GİRİŞ

195 24 90
                                    


Astor Piazzolla - Oblivion
Balmorhea - Remembrance

İyi okumalar dilerim🩶

...


Zaman henüz pençelerini iki küçük çocuğa geçirmeden önce her şey onlar için bir hayal dünyası kadar toz pembeydi. O soğuk yetimhane koridorlarında kahkahaları yankılanır, birkaç çocuğu uyandırırlar, sonucunda ceza alırlar diye küçük ellerini birbirlerinin ağzına kapatır içlerine içlerine gülmeye devam ederlerdi. O gecede yine aralarında konuştukları bir şeye gülerken gülüşme seslerini kesen şey sanki gökyüzünü yarmayı amaçlamış kuvvetlice ardı ardına çakan şimşeklerdi.
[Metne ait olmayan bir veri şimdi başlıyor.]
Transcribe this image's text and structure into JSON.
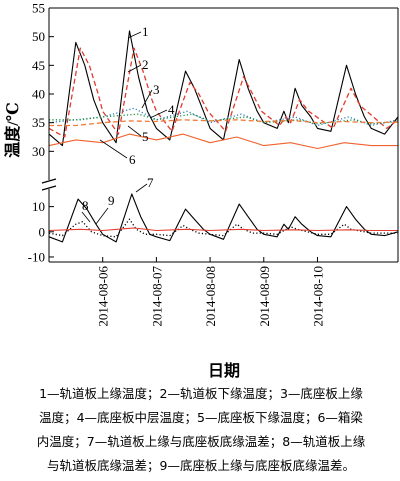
{
  "chart_data": {
    "type": "line",
    "xlabel": "日期",
    "ylabel": "温度/℃",
    "xlim": [
      "2014-08-05T00:00",
      "2014-08-11T12:00"
    ],
    "x_ticks": [
      "2014-08-06",
      "2014-08-07",
      "2014-08-08",
      "2014-08-09",
      "2014-08-10"
    ],
    "upper_panel": {
      "ylim": [
        25,
        55
      ],
      "y_ticks": [
        "30",
        "35",
        "40",
        "45",
        "50",
        "55"
      ]
    },
    "lower_panel": {
      "ylim": [
        -12,
        17
      ],
      "y_ticks": [
        "-10",
        "0",
        "10"
      ]
    },
    "callouts": [
      "1",
      "2",
      "3",
      "4",
      "5",
      "6",
      "7",
      "8",
      "9"
    ],
    "series": [
      {
        "name": "轨道板上缘温度",
        "id": "1",
        "panel": "upper",
        "color": "#000000",
        "style": "solid",
        "x": [
          "2014-08-05T00:00",
          "2014-08-05T06:00",
          "2014-08-05T12:00",
          "2014-08-05T16:00",
          "2014-08-05T20:00",
          "2014-08-06T00:00",
          "2014-08-06T06:00",
          "2014-08-06T12:00",
          "2014-08-06T16:00",
          "2014-08-06T20:00",
          "2014-08-07T00:00",
          "2014-08-07T06:00",
          "2014-08-07T13:00",
          "2014-08-07T17:00",
          "2014-08-07T21:00",
          "2014-08-08T00:00",
          "2014-08-08T06:00",
          "2014-08-08T13:00",
          "2014-08-08T17:00",
          "2014-08-08T21:00",
          "2014-08-09T00:00",
          "2014-08-09T06:00",
          "2014-08-09T09:00",
          "2014-08-09T11:00",
          "2014-08-09T14:00",
          "2014-08-09T17:00",
          "2014-08-09T21:00",
          "2014-08-10T00:00",
          "2014-08-10T06:00",
          "2014-08-10T13:00",
          "2014-08-10T17:00",
          "2014-08-10T21:00",
          "2014-08-11T00:00",
          "2014-08-11T06:00",
          "2014-08-11T12:00"
        ],
        "values": [
          33,
          31,
          49,
          45,
          39,
          35,
          31.5,
          51,
          43,
          37,
          34,
          32,
          44,
          41,
          37,
          34,
          32,
          46,
          41,
          37,
          35,
          34,
          37,
          35,
          41,
          38,
          36,
          34,
          33.5,
          45,
          40,
          36,
          34,
          33,
          36
        ]
      },
      {
        "name": "轨道板下缘温度",
        "id": "2",
        "panel": "upper",
        "color": "#e23b2e",
        "style": "dashed",
        "x": [
          "2014-08-05T00:00",
          "2014-08-05T07:00",
          "2014-08-05T14:00",
          "2014-08-05T18:00",
          "2014-08-05T22:00",
          "2014-08-06T00:00",
          "2014-08-06T07:00",
          "2014-08-06T14:00",
          "2014-08-06T18:00",
          "2014-08-06T22:00",
          "2014-08-07T00:00",
          "2014-08-07T07:00",
          "2014-08-07T15:00",
          "2014-08-07T19:00",
          "2014-08-07T23:00",
          "2014-08-08T07:00",
          "2014-08-08T15:00",
          "2014-08-08T19:00",
          "2014-08-08T23:00",
          "2014-08-09T07:00",
          "2014-08-09T10:00",
          "2014-08-09T12:00",
          "2014-08-09T16:00",
          "2014-08-09T20:00",
          "2014-08-10T07:00",
          "2014-08-10T15:00",
          "2014-08-10T19:00",
          "2014-08-11T07:00",
          "2014-08-11T12:00"
        ],
        "values": [
          34,
          32.5,
          48,
          45,
          40,
          37,
          33,
          48,
          44,
          39,
          37,
          33.5,
          42,
          40,
          37,
          33.5,
          43,
          40,
          37,
          34.5,
          36,
          35,
          39,
          37,
          34,
          41,
          38,
          34,
          35.5
        ]
      },
      {
        "name": "底座板上缘温度",
        "id": "3",
        "panel": "upper",
        "color": "#2e7fb8",
        "style": "dotted",
        "x": [
          "2014-08-05T00:00",
          "2014-08-05T12:00",
          "2014-08-06T00:00",
          "2014-08-06T14:00",
          "2014-08-07T00:00",
          "2014-08-07T14:00",
          "2014-08-08T00:00",
          "2014-08-08T14:00",
          "2014-08-09T00:00",
          "2014-08-09T14:00",
          "2014-08-10T00:00",
          "2014-08-10T14:00",
          "2014-08-11T00:00",
          "2014-08-11T12:00"
        ],
        "values": [
          35,
          35.5,
          36,
          37.5,
          35.5,
          37,
          35,
          36.5,
          35,
          36,
          34.5,
          36,
          34.5,
          35.5
        ]
      },
      {
        "name": "底座板中层温度",
        "id": "4",
        "panel": "upper",
        "color": "#1a8f3c",
        "style": "dotted",
        "x": [
          "2014-08-05T00:00",
          "2014-08-05T14:00",
          "2014-08-06T00:00",
          "2014-08-06T16:00",
          "2014-08-07T00:00",
          "2014-08-07T16:00",
          "2014-08-08T00:00",
          "2014-08-08T16:00",
          "2014-08-09T00:00",
          "2014-08-09T16:00",
          "2014-08-10T00:00",
          "2014-08-10T16:00",
          "2014-08-11T00:00",
          "2014-08-11T12:00"
        ],
        "values": [
          35.5,
          35.5,
          36,
          36.5,
          35.5,
          36.5,
          35.3,
          36,
          35,
          35.5,
          34.8,
          35.5,
          34.8,
          35.2
        ]
      },
      {
        "name": "底座板下缘温度",
        "id": "5",
        "panel": "upper",
        "color": "#f27a3a",
        "style": "dashed",
        "x": [
          "2014-08-05T00:00",
          "2014-08-05T12:00",
          "2014-08-06T00:00",
          "2014-08-06T12:00",
          "2014-08-07T00:00",
          "2014-08-07T12:00",
          "2014-08-08T00:00",
          "2014-08-08T12:00",
          "2014-08-09T00:00",
          "2014-08-09T12:00",
          "2014-08-10T00:00",
          "2014-08-10T12:00",
          "2014-08-11T00:00",
          "2014-08-11T12:00"
        ],
        "values": [
          34.5,
          34.5,
          35,
          35.3,
          35.2,
          35.5,
          35.3,
          35.5,
          35.2,
          35.4,
          35,
          35.2,
          35,
          35.1
        ]
      },
      {
        "name": "箱梁内温度",
        "id": "6",
        "panel": "upper",
        "color": "#f0622c",
        "style": "solid",
        "x": [
          "2014-08-05T00:00",
          "2014-08-05T12:00",
          "2014-08-06T00:00",
          "2014-08-06T12:00",
          "2014-08-07T00:00",
          "2014-08-07T12:00",
          "2014-08-08T00:00",
          "2014-08-08T12:00",
          "2014-08-09T00:00",
          "2014-08-09T12:00",
          "2014-08-10T00:00",
          "2014-08-10T12:00",
          "2014-08-11T00:00",
          "2014-08-11T12:00"
        ],
        "values": [
          31,
          32,
          31.5,
          33,
          32,
          33,
          31.5,
          32.5,
          31,
          31.5,
          30.5,
          31.5,
          31,
          31
        ]
      },
      {
        "name": "轨道板上缘与底座板底缘温差",
        "id": "7",
        "panel": "lower",
        "color": "#000000",
        "style": "solid",
        "x": [
          "2014-08-05T00:00",
          "2014-08-05T06:00",
          "2014-08-05T13:00",
          "2014-08-05T17:00",
          "2014-08-05T21:00",
          "2014-08-06T00:00",
          "2014-08-06T06:00",
          "2014-08-06T13:00",
          "2014-08-06T17:00",
          "2014-08-06T21:00",
          "2014-08-07T00:00",
          "2014-08-07T06:00",
          "2014-08-07T13:00",
          "2014-08-07T17:00",
          "2014-08-07T21:00",
          "2014-08-08T00:00",
          "2014-08-08T06:00",
          "2014-08-08T13:00",
          "2014-08-08T17:00",
          "2014-08-08T21:00",
          "2014-08-09T00:00",
          "2014-08-09T06:00",
          "2014-08-09T09:00",
          "2014-08-09T11:00",
          "2014-08-09T14:00",
          "2014-08-09T17:00",
          "2014-08-09T21:00",
          "2014-08-10T00:00",
          "2014-08-10T06:00",
          "2014-08-10T13:00",
          "2014-08-10T17:00",
          "2014-08-10T21:00",
          "2014-08-11T00:00",
          "2014-08-11T06:00",
          "2014-08-11T12:00"
        ],
        "values": [
          -2,
          -4,
          13,
          9,
          3,
          -1,
          -4,
          15,
          6,
          -1,
          -2,
          -3.5,
          9,
          5,
          1,
          -1,
          -3,
          11,
          6,
          1,
          -1,
          -2,
          3,
          1,
          6,
          3,
          0,
          -1.5,
          -2,
          10,
          5,
          1,
          -1,
          -1.5,
          0
        ]
      },
      {
        "name": "轨道板上缘与轨道板底缘温差",
        "id": "8",
        "panel": "lower",
        "color": "#000000",
        "style": "dotted",
        "x": [
          "2014-08-05T00:00",
          "2014-08-05T06:00",
          "2014-08-05T12:00",
          "2014-08-05T15:00",
          "2014-08-05T19:00",
          "2014-08-06T00:00",
          "2014-08-06T06:00",
          "2014-08-06T12:00",
          "2014-08-06T15:00",
          "2014-08-06T19:00",
          "2014-08-07T00:00",
          "2014-08-07T06:00",
          "2014-08-07T12:00",
          "2014-08-07T15:00",
          "2014-08-07T19:00",
          "2014-08-08T00:00",
          "2014-08-08T06:00",
          "2014-08-08T12:00",
          "2014-08-08T15:00",
          "2014-08-08T19:00",
          "2014-08-09T00:00",
          "2014-08-09T06:00",
          "2014-08-09T12:00",
          "2014-08-09T15:00",
          "2014-08-10T00:00",
          "2014-08-10T06:00",
          "2014-08-10T12:00",
          "2014-08-10T15:00",
          "2014-08-11T00:00",
          "2014-08-11T12:00"
        ],
        "values": [
          -0.5,
          -1.5,
          3,
          4,
          0,
          -1.5,
          -2,
          5,
          1,
          -1,
          -1,
          -1.5,
          2.5,
          1,
          -0.5,
          -1,
          -1.5,
          3,
          1,
          -0.5,
          -0.5,
          -1,
          2,
          1,
          -1,
          -1,
          3,
          1,
          -0.5,
          -0.5
        ]
      },
      {
        "name": "底座板上缘与底座板底缘温差",
        "id": "9",
        "panel": "lower",
        "color": "#e23b2e",
        "style": "solid",
        "x": [
          "2014-08-05T00:00",
          "2014-08-05T14:00",
          "2014-08-06T00:00",
          "2014-08-06T14:00",
          "2014-08-07T00:00",
          "2014-08-07T14:00",
          "2014-08-08T00:00",
          "2014-08-08T14:00",
          "2014-08-09T00:00",
          "2014-08-09T14:00",
          "2014-08-10T00:00",
          "2014-08-10T14:00",
          "2014-08-11T00:00",
          "2014-08-11T12:00"
        ],
        "values": [
          0.5,
          1,
          0.5,
          1.5,
          0.5,
          1,
          0.5,
          1,
          0.5,
          0.8,
          0.5,
          0.8,
          0.5,
          0.5
        ]
      }
    ]
  },
  "caption": {
    "lines": [
      "1—轨道板上缘温度；2—轨道板下缘温度；3—底座板上缘",
      "温度；4—底座板中层温度；5—底座板下缘温度；6—箱梁",
      "内温度；7—轨道板上缘与底座板底缘温差；8—轨道板上缘",
      "与轨道板底缘温差；9—底座板上缘与底座板底缘温差。"
    ]
  }
}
Küçük kız çok korkardı şimşeklerden. Hemen ince minik dudakları büzülmüştü.

"Ekim" dedi mırıldanarak.

"Ekin."

Diye düzeltti çocuk onu.

Ayları öğreniyordu küçük kız, o yüzden ekinle inatlaşırdı hep. 'Senin adın ekim annenler ismini karıştırmış Ekin diye isim olmaz, ekim vardır bir tek' derdi. Birde aylardan ekim olunca bu sıralar sürekli tartışıyorlardı bu konu yüzünden.

"Ekim," dedi küçük kız "Tekrar sarılsana bana, gökyüzü kızmış yine bağırıyor bize." dedi. Çocuk gökyüzünün bağırmadığının elbette farkındaydı ama hiç bozmadı küçük kızı. "Hadi," dedi "Yeter bu gece yaramazlık yaptığımız, yataklarımıza gidelim şimdi bizi görürlerse bir de onlar kızar bize." dedi. Tuttu minik elleriyle kızın ellerini yataklarının olduğu kısma götürdü. İkisinin yataklarının arasında belirli bir mesafe vardı önce kızı yatırdı yatağa yorganını örttü üstüne, sardı sıkıca etrafını üşümesin diye. Sonra saçlarını öptü "Korkma, gözlerini kapa koyunları birlikte saydığımızı hayal et." dedi. Küçük kız heyecanla kıpırdandı yerinde. "Tamam." dedi ve sıkıca yumdu gözlerini. Çocuk onun bu hallerini gülümseyerek izledi ve kendi yatağına doğru adımladı.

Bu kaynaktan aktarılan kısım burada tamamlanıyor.